Off-tune humming jarred Kingsley from his curiosity. He bit his lip and crouched, fighting the urge to rabbit for the door. His caution was rewarded; a tall figure slouched through the doorway, leaning heavily on a cart. Its eyes betrayed a now-familiar glow; the zombie bobbed his head in time with its own humming, swinging a thick cord that stretched from the side of its head to a canister. It drew up alongside one of the machines, and with a smooth motion jerked the end of the cable out of the cart and into a jack on the face. The machine began its litany of protest, and the scurrying paper trail fluttered over the edge. In the midst of the horrifying noise, Kingsley saw his opportunity and ducked low, slinking purposefully towards the exit.

"Ah! You nearly gave me a heart attack!" Kingsley froze. The zombie had rotated to face him, a hand on its chest.

"Don't creep about like that! You'll catch hell, sneaking up on a body like that. You're late, too, you know. You were supposed to come in here and give me a break. Do you know how long I've been here? Six hours. Six hours without a break!" The zombie pointed at a motionless clock mounted on the wall.

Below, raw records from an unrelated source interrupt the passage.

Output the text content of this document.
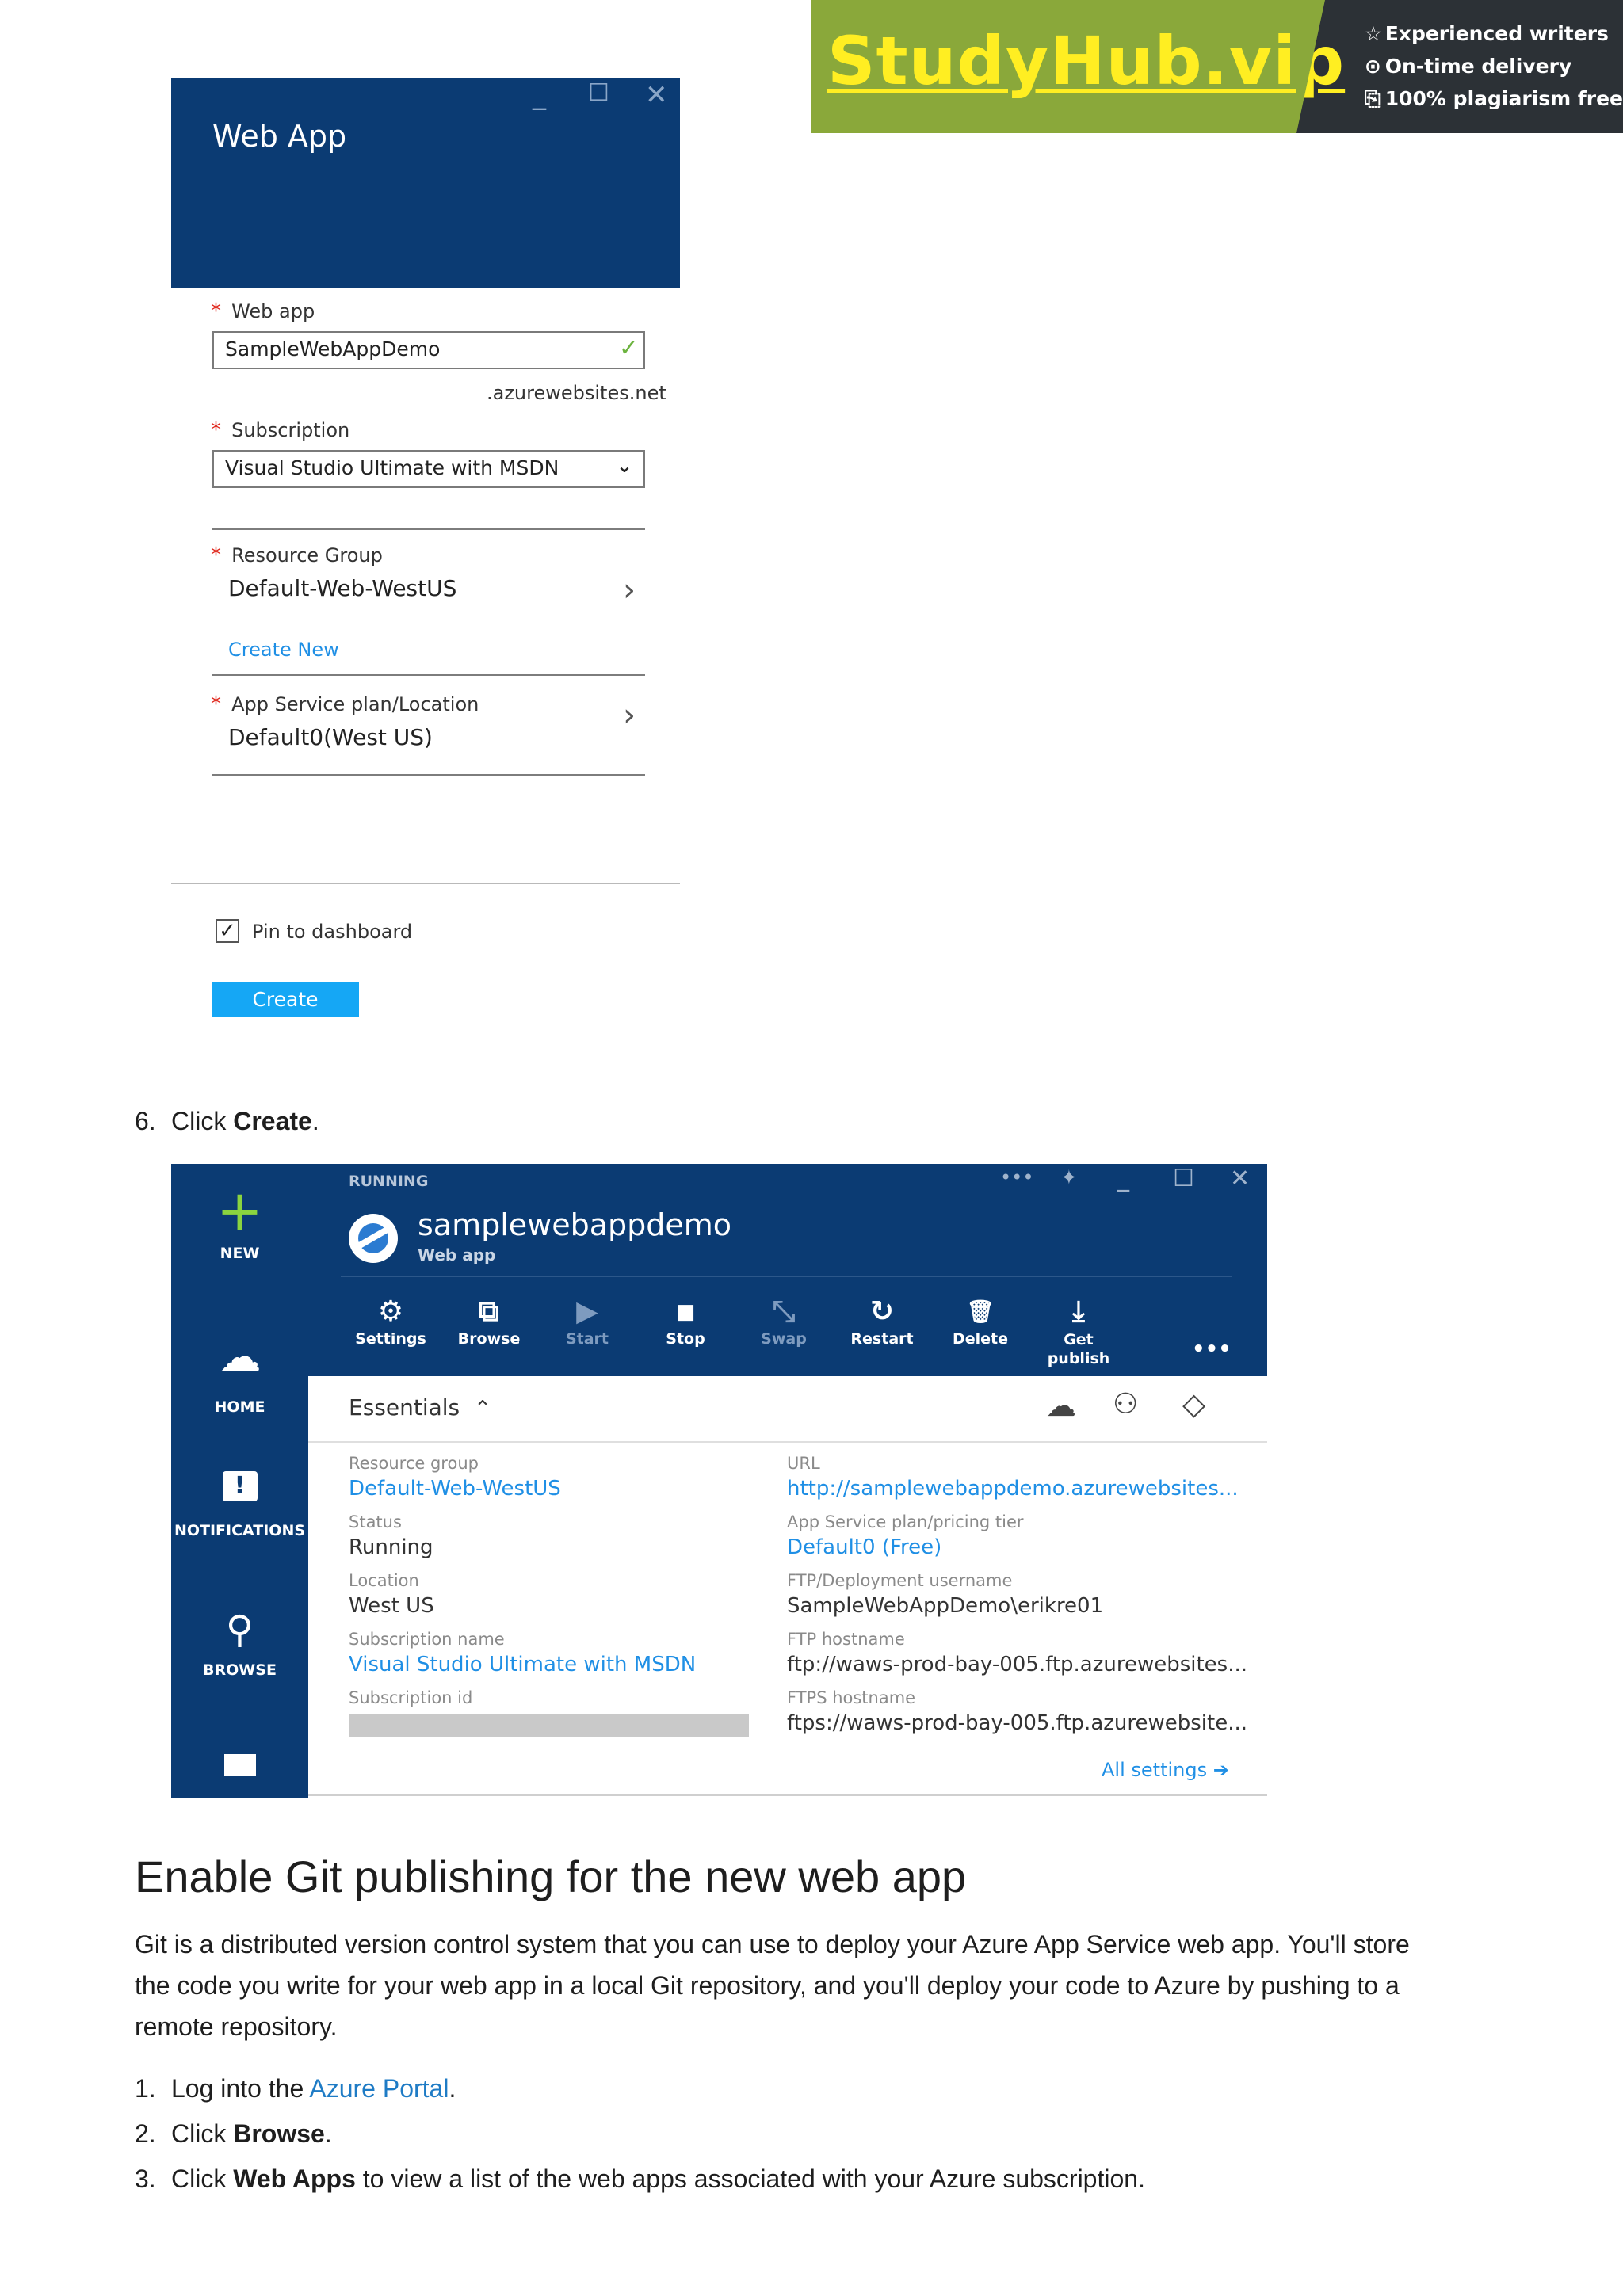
StudyHub.vip ☆ Experienced writers
⊙ On-time delivery
⎘ 100% plagiarism free
Web App
_ ☐ ✕
* Web app
SampleWebAppDemo	✓
.azurewebsites.net
* Subscription
Visual Studio Ultimate with MSDN	⌄
* Resource Group
Default-Web-WestUS	›
Create New
* App Service plan/Location
Default0(West US)
›
✓ Pin to dashboard
Create
6. Click Create.
+
NEW
☁
HOME
!
NOTIFICATIONS
⚲
BROWSE
RUNNING	••• ✦ _ ☐ ✕
samplewebappdemo
Web app
⚙
Settings
⧉
Browse
▶
Start
■
Stop
⤡
Swap
↻
Restart
🗑
Delete
⤓
Get publish	•••
Essentials ⌃	☁ ⚇ ◇
Resource group
Default-Web-WestUS
Status
Running
Location
West US
Subscription name
Visual Studio Ultimate with MSDN
Subscription id
URL
http://samplewebappdemo.azurewebsites...
App Service plan/pricing tier
Default0 (Free)
FTP/Deployment username
SampleWebAppDemo\erikre01
FTP hostname
ftp://waws-prod-bay-005.ftp.azurewebsites...
FTPS hostname
ftps://waws-prod-bay-005.ftp.azurewebsite...
All settings ➔
Enable Git publishing for the new web app
Git is a distributed version control system that you can use to deploy your Azure App Service web app. You'll store the code you write for your web app in a local Git repository, and you'll deploy your code to Azure by pushing to a remote repository.
1. Log into the Azure Portal.
2. Click Browse.
3. Click Web Apps to view a list of the web apps associated with your Azure subscription.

"I've been here, you know, getting the readings, recording result, entering in all these numbers. It's been exhausting, I don't mind telling you. Sometimes I don't think it's ever going to end. Seems like the clock hasn't moved an inch in ages." A spring ricocheted out of the clock and landed, spinning, at Kingsley's feet.

"I tell you they work my fingers to the bone, without any thanks. Nobody cares! Nobody appreciates me! I've been putting collecting the results all day, but I don't think they've sent someone down from cataloging to pick them up at all. Until I saw you there, I thought I was completely alone in this place. Had half a mind to just go home. Leave a note for the supervisor and just go home. Anyway, listen, I'll be back in a few. I just need to pop out, stretch the old legs, you know." The cable clicked out, and into the cart, and the zombie scuttled away.

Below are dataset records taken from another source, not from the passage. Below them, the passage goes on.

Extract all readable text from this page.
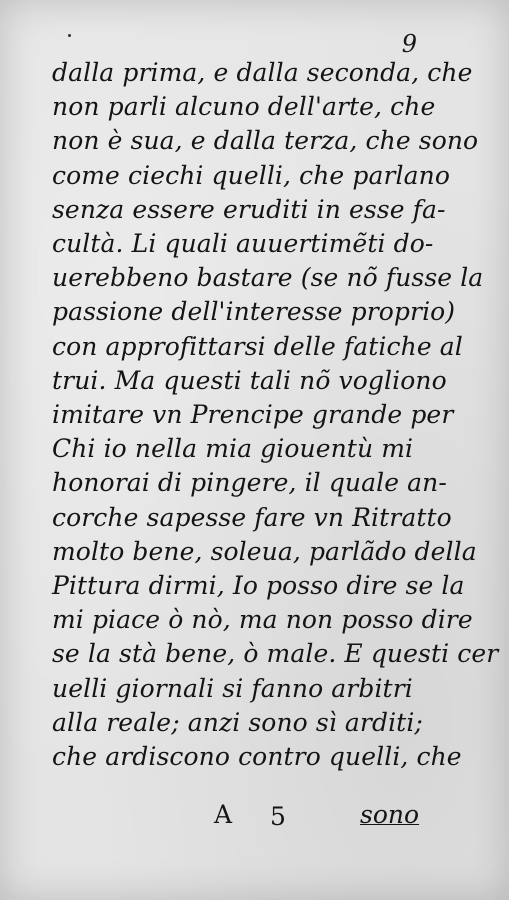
9
dalla prima, e dalla seconda, che
non parli alcuno dell'arte, che
non è sua, e dalla terza, che sono
come ciechi quelli, che parlano
senza essere eruditi in esse fa-
cultà. Li quali auuertimẽti do-
uerebbeno bastare (se nõ fusse la
passione dell'interesse proprio)
con approfittarsi delle fatiche al
trui. Ma questi tali nõ vogliono
imitare vn Prencipe grande per
Chi io nella mia giouentù mi
honorai di pingere, il quale an-
corche sapesse fare vn Ritratto
molto bene, soleua, parlãdo della
Pittura dirmi, Io posso dire se la
mi piace ò nò, ma non posso dire
se la stà bene, ò male. E questi cer
uelli giornali si fanno arbitri
alla reale; anzi sono sì arditi;
che ardiscono contro quelli, che
A 5	sono
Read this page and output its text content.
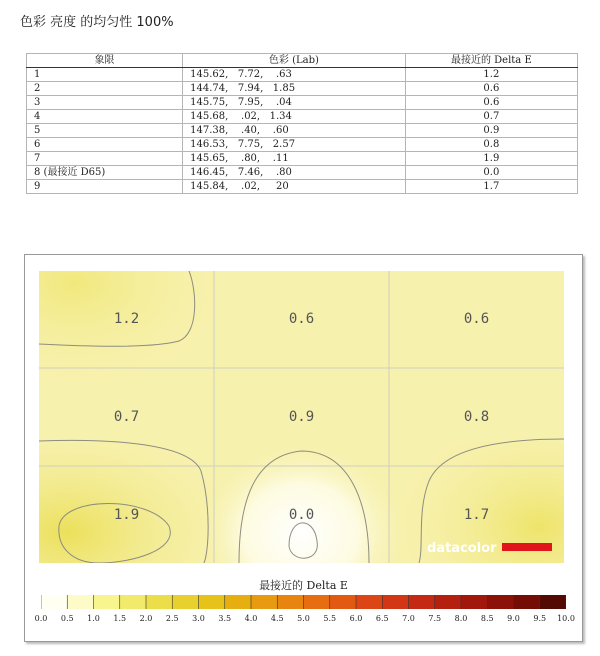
色彩 亮度 的均匀性 100%
象限	色彩 (Lab)	最接近的 Delta E
1	145.62,   7.72,    .63	1.2
2	144.74,   7.94,   1.85	0.6
3	145.75,   7.95,    .04	0.6
4	145.68,    .02,   1.34	0.7
5	147.38,    .40,    .60	0.9
6	146.53,   7.75,   2.57	0.8
7	145.65,    .80,    .11	1.9
8 (最接近 D65)	146.45,   7.46,    .80	0.0
9	145.84,    .02,     20	1.7
1.2	0.6	0.6
0.7	0.9	0.8
1.9	0.0	1.7
datacolor
最接近的 Delta E
0.0 0.5 1.0 1.5 2.0 2.5 3.0 3.5 4.0 4.5 5.0 5.5 6.0 6.5 7.0 7.5 8.0 8.5 9.0 9.5 10.0
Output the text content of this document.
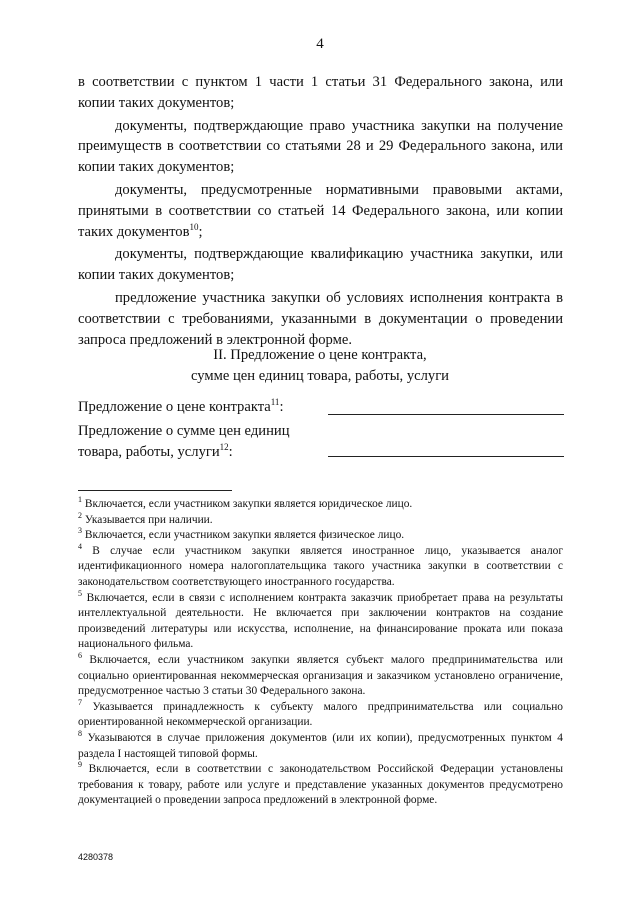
4

в соответствии с пунктом 1 части 1 статьи 31 Федерального закона, или копии таких документов;

документы, подтверждающие право участника закупки на получение преимуществ в соответствии со статьями 28 и 29 Федерального закона, или копии таких документов;

документы, предусмотренные нормативными правовыми актами, принятыми в соответствии со статьей 14 Федерального закона, или копии таких документов$^{10}$;

документы, подтверждающие квалификацию участника закупки, или копии таких документов;

предложение участника закупки об условиях исполнения контракта в соответствии с требованиями, указанными в документации о проведении запроса предложений в электронной форме.

II. Предложение о цене контракта,
сумме цен единиц товара, работы, услуги
Предложение о цене контракта$^{11}$:
Предложение о сумме цен единиц
товара, работы, услуги$^{12}$:

$^1$ Включается, если участником закупки является юридическое лицо.

$^2$ Указывается при наличии.

$^3$ Включается, если участником закупки является физическое лицо.

$^4$ В случае если участником закупки является иностранное лицо, указывается аналог идентификационного номера налогоплательщика такого участника закупки в соответствии с законодательством соответствующего иностранного государства.

$^5$ Включается, если в связи с исполнением контракта заказчик приобретает права на результаты интеллектуальной деятельности. Не включается при заключении контрактов на создание произведений литературы или искусства, исполнение, на финансирование проката или показа национального фильма.

$^6$ Включается, если участником закупки является субъект малого предпринимательства или социально ориентированная некоммерческая организация и заказчиком установлено ограничение, предусмотренное частью 3 статьи 30 Федерального закона.

$^7$ Указывается принадлежность к субъекту малого предпринимательства или социально ориентированной некоммерческой организации.

$^8$ Указываются в случае приложения документов (или их копии), предусмотренных пунктом 4 раздела I настоящей типовой формы.

$^9$ Включается, если в соответствии с законодательством Российской Федерации установлены требования к товару, работе или услуге и представление указанных документов предусмотрено документацией о проведении запроса предложений в электронной форме.

4280378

As soon as it reached the door, Kingsley dashed to the balcony. The paper would probably soften his fall of he jumped. So there was an option. He considered trying to climb back through the hole in the roof. There was a mechanical clatter and for an instant Kingsley could see the ghoul as clear as day in his head, metal claws gleaming, sinewy neck twisting the head back and forth. Kingsley took a running leap. As the paper became more legible, Kingsley began to ponder the wisdom of his decision. Paper crumpled as he connected with the first peak, rolling down the side amidst flapping, ripping sheets. The paper avalanched, and again Kingsley wondered if hole would have been a wiser decision. Finally he came to a stop, rivers of paper still flowing into the valley. The balcony looked far away, although Kingsley rarely trusted his depth perception any more.

The zombie came bursting out onto the balcony, yelling inaudibly from his position and shaking his fist. The amicable yellow glow was red-tinged now. "Ripped... lazy ba... running out on the job... unsorting... stacks!"

Kingsley stumbled away, struggling to right himself on the paper. Streams of papers drifted past, words shouting noiselessly at him.